Wednesday 5 October 2022

Kanjuruan dan Kegagalan Pendidikan Emosi

Pendidikan emosional

 Baru-baru ini santer peberitaan mengenai Tragedi Kanjuruan, Sebuah Tragedi persepakbolaan yang akhirnya menewaskan sekitar 125-174 korban jiwa. Kejadian terjadi ketika laga sepak bola antara dua musuh bebuyutan: Persebaya VS Arema. Pertandingan ini berlangsung di Stadion Kanjuruhan Malang Jawa Timur yang berakhir dengan kemenangan Persebaya atas Arema 3:2. 

Kemenangan Persebaya di kandang Arema membuat seluruh pendukung Arema kalap. Begitu pertandingan usai, banyak dari mereka berbondong-bondong turun ke lapangan. Mereka tidak bisa mengendalikan perasaan tidak terima mereka karena tim jagoannya kalah. Mereka mulai merusak fasilitas, mencoba menyerang Pemain Persebaya, Tim Keamaanan atau sekelompok polisi mulai panik, dan akhirnya terjadilah insiden penembakan gas air mata yang membabi buta. 

Seluruh kejadian di Kanjuruhan adalah ketidak mampuan kita dalam mengendalikan emosi. Para fans tidak bisa menerima emosi negatif. Emosi ini mendorong mereka melakukan tindakan-tindakan anarkis. Emosi-emosi inilah yang menyebabkan mereka tidak bisa berfikiran secara sehat. Dan memang keterampilan mengendalikan emosi tidak diajarkan di sekolah. 

Kemampuan mengendalikan emosi menjadi penting karena emosi itu memang bagian dari diri kita dan akan selalu menyertai kita kemanapun kita berada. Emosi juga bahan bakar utama manusia untuk melakukan sesuatu, termasuk melakukan pembunuhan, pemerkosaan, menolong, dan lain sebagainya. Maka jika kita tidak diajari hidup bersama dengan emosi kita maka emosi kita yang akan sesuka hati mengendalikan diri kita.

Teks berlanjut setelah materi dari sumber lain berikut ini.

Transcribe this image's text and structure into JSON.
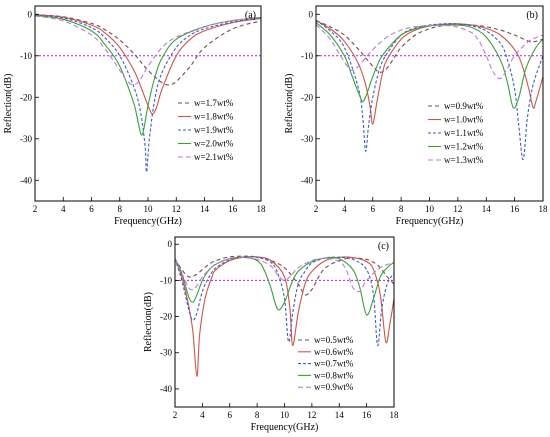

Salah satu yang paling terlihat sekarang ini adalah ketidak mampuan kita hidup tanpa handphone. Coba rasakan, emosi apa yang akan kita terima begitu kita tidak memegang handphone selama 3 jam ketika sedang antri? Pasti akan muncul rasa gelisah. Emosi ini juga salah satu hal yang musti kita kendalikan karena memang untuk antri kita tidak perlu handphone, kita hanya perlu menunggu namun emosi mengatakan dan menginginkan hal yang lain sehingga dia menimbulkan reaksi yang lain pula.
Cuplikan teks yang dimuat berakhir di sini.